The restrictive protrusion 12 of the pressure sleeve 11 is designed to limit the movement of the locking element 6, in which the latter abuts with the possibility of liquid passing through the channel 2 along the channels limited by the guide ribs, bypassing the large step of the locking element 6. The location of the limiting protrusion 12 in the center of the end of the pressure sleeve 11 releases a zone around the periphery of the sleeve to move the medium, which moves after opening the valve in this peripheral zone.

The use of the utility model makes it possible to increase the reliability of the pump of a submersible pump installation from the influence of back pressure of the medium in the event of a power failure to the pump installation while increasing the valve's operating life and its stability. It also allows to increase the service life and maintainability due to the quick and convenient replacement of the most loaded valve parts: seats and locking element. To do this, it is enough to unscrew the pressure sleeve 11 by thread, remove the freely installed spacer sleeve 10, the locking element 6 and the seat 5, and if necessary, replace them with new ones and assemble the valve. Valve assembly is performed in reverse order to dismantle operations.

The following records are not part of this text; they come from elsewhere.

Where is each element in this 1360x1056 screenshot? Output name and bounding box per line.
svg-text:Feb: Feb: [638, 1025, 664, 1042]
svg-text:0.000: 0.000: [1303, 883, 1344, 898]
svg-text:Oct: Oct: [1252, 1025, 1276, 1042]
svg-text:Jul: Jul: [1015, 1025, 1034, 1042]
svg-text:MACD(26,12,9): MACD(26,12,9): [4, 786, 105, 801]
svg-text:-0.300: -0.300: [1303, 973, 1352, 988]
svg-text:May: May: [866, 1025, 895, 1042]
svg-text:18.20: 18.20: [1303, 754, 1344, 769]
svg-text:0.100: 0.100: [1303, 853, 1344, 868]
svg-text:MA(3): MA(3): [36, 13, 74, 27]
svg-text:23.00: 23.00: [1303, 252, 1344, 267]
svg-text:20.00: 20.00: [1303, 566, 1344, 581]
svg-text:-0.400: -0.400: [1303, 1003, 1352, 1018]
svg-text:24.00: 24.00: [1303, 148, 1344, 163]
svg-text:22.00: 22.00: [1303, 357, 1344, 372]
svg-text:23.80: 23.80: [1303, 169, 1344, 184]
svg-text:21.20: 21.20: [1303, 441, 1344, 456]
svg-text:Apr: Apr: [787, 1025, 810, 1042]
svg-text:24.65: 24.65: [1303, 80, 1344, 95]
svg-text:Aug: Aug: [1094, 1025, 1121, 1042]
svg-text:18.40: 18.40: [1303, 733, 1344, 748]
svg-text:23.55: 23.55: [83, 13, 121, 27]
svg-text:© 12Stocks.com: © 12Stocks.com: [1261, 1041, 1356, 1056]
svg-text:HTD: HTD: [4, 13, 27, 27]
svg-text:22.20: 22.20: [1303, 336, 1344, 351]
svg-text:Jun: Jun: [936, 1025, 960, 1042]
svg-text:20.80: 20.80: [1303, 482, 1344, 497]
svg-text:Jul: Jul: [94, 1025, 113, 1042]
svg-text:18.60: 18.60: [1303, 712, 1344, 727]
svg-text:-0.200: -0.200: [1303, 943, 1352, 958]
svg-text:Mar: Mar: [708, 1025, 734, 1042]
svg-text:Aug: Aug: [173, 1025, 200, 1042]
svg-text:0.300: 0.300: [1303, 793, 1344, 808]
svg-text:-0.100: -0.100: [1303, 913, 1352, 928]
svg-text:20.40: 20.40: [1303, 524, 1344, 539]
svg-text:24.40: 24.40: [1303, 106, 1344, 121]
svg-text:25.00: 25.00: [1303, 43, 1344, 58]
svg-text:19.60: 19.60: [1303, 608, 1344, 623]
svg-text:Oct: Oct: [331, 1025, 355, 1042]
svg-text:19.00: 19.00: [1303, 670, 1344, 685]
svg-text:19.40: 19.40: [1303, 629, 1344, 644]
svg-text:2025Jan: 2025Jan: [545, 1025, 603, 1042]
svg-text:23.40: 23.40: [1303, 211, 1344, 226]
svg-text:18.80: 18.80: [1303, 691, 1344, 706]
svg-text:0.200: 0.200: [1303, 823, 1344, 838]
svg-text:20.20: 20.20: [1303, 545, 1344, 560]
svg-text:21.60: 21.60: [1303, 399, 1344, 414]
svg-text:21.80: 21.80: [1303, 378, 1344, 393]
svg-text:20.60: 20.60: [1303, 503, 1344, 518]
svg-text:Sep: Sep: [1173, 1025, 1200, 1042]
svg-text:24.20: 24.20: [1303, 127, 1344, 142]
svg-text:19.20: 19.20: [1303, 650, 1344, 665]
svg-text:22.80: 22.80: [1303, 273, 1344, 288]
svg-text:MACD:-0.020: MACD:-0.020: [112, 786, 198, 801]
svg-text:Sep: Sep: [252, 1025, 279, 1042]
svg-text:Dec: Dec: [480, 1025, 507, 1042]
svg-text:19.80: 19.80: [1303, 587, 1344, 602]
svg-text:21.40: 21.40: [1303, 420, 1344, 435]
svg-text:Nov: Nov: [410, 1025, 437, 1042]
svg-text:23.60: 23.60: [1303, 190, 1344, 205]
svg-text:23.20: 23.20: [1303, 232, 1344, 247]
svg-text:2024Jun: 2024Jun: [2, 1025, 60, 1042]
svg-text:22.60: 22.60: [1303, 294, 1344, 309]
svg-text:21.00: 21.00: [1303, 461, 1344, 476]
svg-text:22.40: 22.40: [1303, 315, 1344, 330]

The utility model meets the condition of patentability “industrial applicability”, since its implementation is possible using existing means of production using well-known technological operations.

Claims (4)

1. The bypass valve of the submersible pump installation, comprising a housing with a passage channel and a seat freely installed in it for interacting with the shut-off element, after the valve, a spacer sleeve is installed in the channel in the direction of movement of the working medium with the possibility of fixing the seat position by means of a pressure sleeve connected to the body along the thread and having passage holes in the end wall, made in the form of three ellipsoid-shaped grooves, the longitudinal axis of which is located along the radius with the minimum allowable FIR possible distance between the grooves that encircle the inner radius of the cylindrical protrusion formed in the center of the end wall, and on the outer radius as close to the outer surface based on the conditions of manufacture pressure sleeve technology. 2. The valve according to claim 1, characterized in that the pressure sleeve is made of structural steel 40X. 3. The valve according to claim 1, characterized in that the elliptical shape of the groove of the pressure sleeve is formed by two parallel lines connected by radius curves. 4. The valve according to claim 1, characterized in that the pressure sleeve is subjected to heat treatment with the possibility of obtaining a hardness of 30-56 Rockwell units.